Rifle barrels must have two characteristics if they’re to shoot accurately. The bore must be dead straight and centered*, and the rifling grooves, which can be anywhere from .002 to .006 deep, can’t vary in depth. If you watch a barrel maker lapping a barrel, one of the things he’s doing with that lead slug on the end of a steel rod is feeling for loose spots and tight spots and eliminating them.

So, think a minute about what a nice blob or a thick streak of copper, or copper alloy, does to that uniform barrel. There it sits, creating a tight spot, and a non-symmetrical tight spot at that, collecting even more copper every time the rifle is fired.

And it’s not done there. Copper, smeared on steel, can corrode the steel if there’s moisture present. This creates pits, which do a superior job of gouging jackets as bullets pass over them. Very often, a copper-fouled barrel will shoot OK until it’s cleaned, and then it won’t shoot worth a damn. The copper has covered up the pits, and when it’s removed, the bore looks like the surface of the moon.

The problem with allowing “some” copper in the bore is, how much is “some”? You can go on for a while living with your copper-plated bore, but sooner or later will come the day when your rifle sprays slugs all over the place, and then I can promise you that one hell of a job awaits you getting the copper out.

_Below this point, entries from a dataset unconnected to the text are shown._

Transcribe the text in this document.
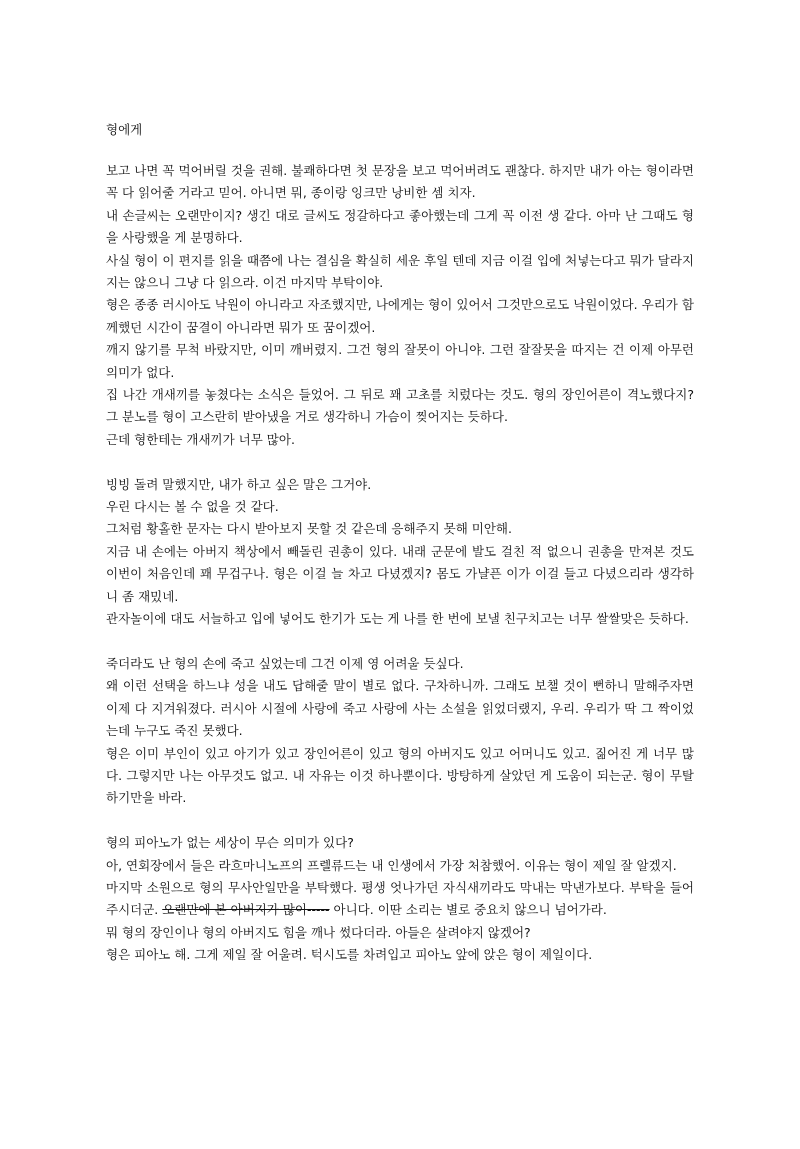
형에게

보고 나면 꼭 먹어버릴 것을 권해. 불쾌하다면 첫 문장을 보고 먹어버려도 괜찮다. 하지만 내가 아는 형이라면 꼭 다 읽어줄 거라고 믿어. 아니면 뭐, 종이랑 잉크만 낭비한 셈 치자.

내 손글씨는 오랜만이지? 생긴 대로 글씨도 정갈하다고 좋아했는데 그게 꼭 이전 생 같다. 아마 난 그때도 형을 사랑했을 게 분명하다.

사실 형이 이 편지를 읽을 때쯤에 나는 결심을 확실히 세운 후일 텐데 지금 이걸 입에 처넣는다고 뭐가 달라지지는 않으니 그냥 다 읽으라. 이건 마지막 부탁이야.

형은 종종 러시아도 낙원이 아니라고 자조했지만, 나에게는 형이 있어서 그것만으로도 낙원이었다. 우리가 함께했던 시간이 꿈결이 아니라면 뭐가 또 꿈이겠어.

깨지 않기를 무척 바랐지만, 이미 깨버렸지. 그건 형의 잘못이 아니야. 그런 잘잘못을 따지는 건 이제 아무런 의미가 없다.

집 나간 개새끼를 놓쳤다는 소식은 들었어. 그 뒤로 꽤 고초를 치렀다는 것도. 형의 장인어른이 격노했다지? 그 분노를 형이 고스란히 받아냈을 거로 생각하니 가슴이 찢어지는 듯하다.

근데 형한테는 개새끼가 너무 많아.

빙빙 돌려 말했지만, 내가 하고 싶은 말은 그거야.

우린 다시는 볼 수 없을 것 같다.

그처럼 황홀한 문자는 다시 받아보지 못할 것 같은데 응해주지 못해 미안해.

지금 내 손에는 아버지 책상에서 빼돌린 권총이 있다. 내래 군문에 발도 걸친 적 없으니 권총을 만져본 것도 이번이 처음인데 꽤 무겁구나. 형은 이걸 늘 차고 다녔겠지? 몸도 가냘픈 이가 이걸 들고 다녔으리라 생각하니 좀 재밌네.

관자놀이에 대도 서늘하고 입에 넣어도 한기가 도는 게 나를 한 번에 보낼 친구치고는 너무 쌀쌀맞은 듯하다.

죽더라도 난 형의 손에 죽고 싶었는데 그건 이제 영 어려울 듯싶다.

왜 이런 선택을 하느냐 성을 내도 답해줄 말이 별로 없다. 구차하니까. 그래도 보챌 것이 뻔하니 말해주자면 이제 다 지겨워졌다. 러시아 시절에 사랑에 죽고 사랑에 사는 소설을 읽었더랬지, 우리. 우리가 딱 그 짝이었는데 누구도 죽진 못했다.

형은 이미 부인이 있고 아기가 있고 장인어른이 있고 형의 아버지도 있고 어머니도 있고. 짊어진 게 너무 많다. 그렇지만 나는 아무것도 없고. 내 자유는 이것 하나뿐이다. 방탕하게 살았던 게 도움이 되는군. 형이 무탈하기만을 바라.

형의 피아노가 없는 세상이 무슨 의미가 있다?

아, 연회장에서 들은 라흐마니노프의 프렐류드는 내 인생에서 가장 처참했어. 이유는 형이 제일 잘 알겠지.

마지막 소원으로 형의 무사안일만을 부탁했다. 평생 엇나가던 자식새끼라도 막내는 막낸가보다. 부탁을 들어주시더군. 오랜만에 본 아버지가 많이----- 아니다. 이딴 소리는 별로 중요치 않으니 넘어가라.

뭐 형의 장인이나 형의 아버지도 힘을 깨나 썼다더라. 아들은 살려야지 않겠어?

형은 피아노 해. 그게 제일 잘 어울려. 턱시도를 차려입고 피아노 앞에 앉은 형이 제일이다.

Shooter’s Choice powder solvent works, but it’s slow, and it stinks. Hoppes Bench Rest 9 also works, also slowly, and it really reeks– a sweet-sickly smell. Sweet’s 7.62 and Barnes CR-10 are both strong ammonia solutions that are faster-acting, but you must not leave them in the bore for longer than they tell you—15 minutes or thereabouts. I don’t use them because I’m afraid I’ll wander off and come back to find my bore nicely pitted. This is a criticism of me, not of them. Also, they stink of ammonia.

The only thing that I use now is J-B Bore Compound. It’s messy and it requires gobs and gobs of cleaning-rod time. In fact, you can develop very impressive deltoid muscles in one shoulder over the years.

No copper is my rule. Just to see if I was some kind of crazed anti-copper freak, I asked Jeff Sipe, who heads up Montana Rifle Barrel Company how much copper can be left in the bore. His reply was: “None is the answer. Copper is a soft metal, and it attracts other soft metal. So the worse your copper fouling is, the more quickly it’s going to get even worse than that. I scrub until I get a clean patch. Otherwise what’s the sense of putting in the time to clean the barrel?”

And the only way you’ll know for sure if you’re done is if you have a borescope. The best I know of are the Hawkeye scopes made by Gradient Lens Corp. Most models cost about as much as a good rifle, but they’re absolutely invaluable. Lyman now makes a borescope with a monitor, no less, that sells for only $200 and change, but I’ve never used it and cannot pronounce upon it. Looking down a rifle barrel with the naked eye is about a productive as wandering down a coal-mine shaft with no light on your helmet.

*Warren Page told me that one of the most accurate .30/06s he ever shot was a Husqvarna whose bore had been drilled diagonally through the barrel blank. He didn’t understand why this should be and neither do I.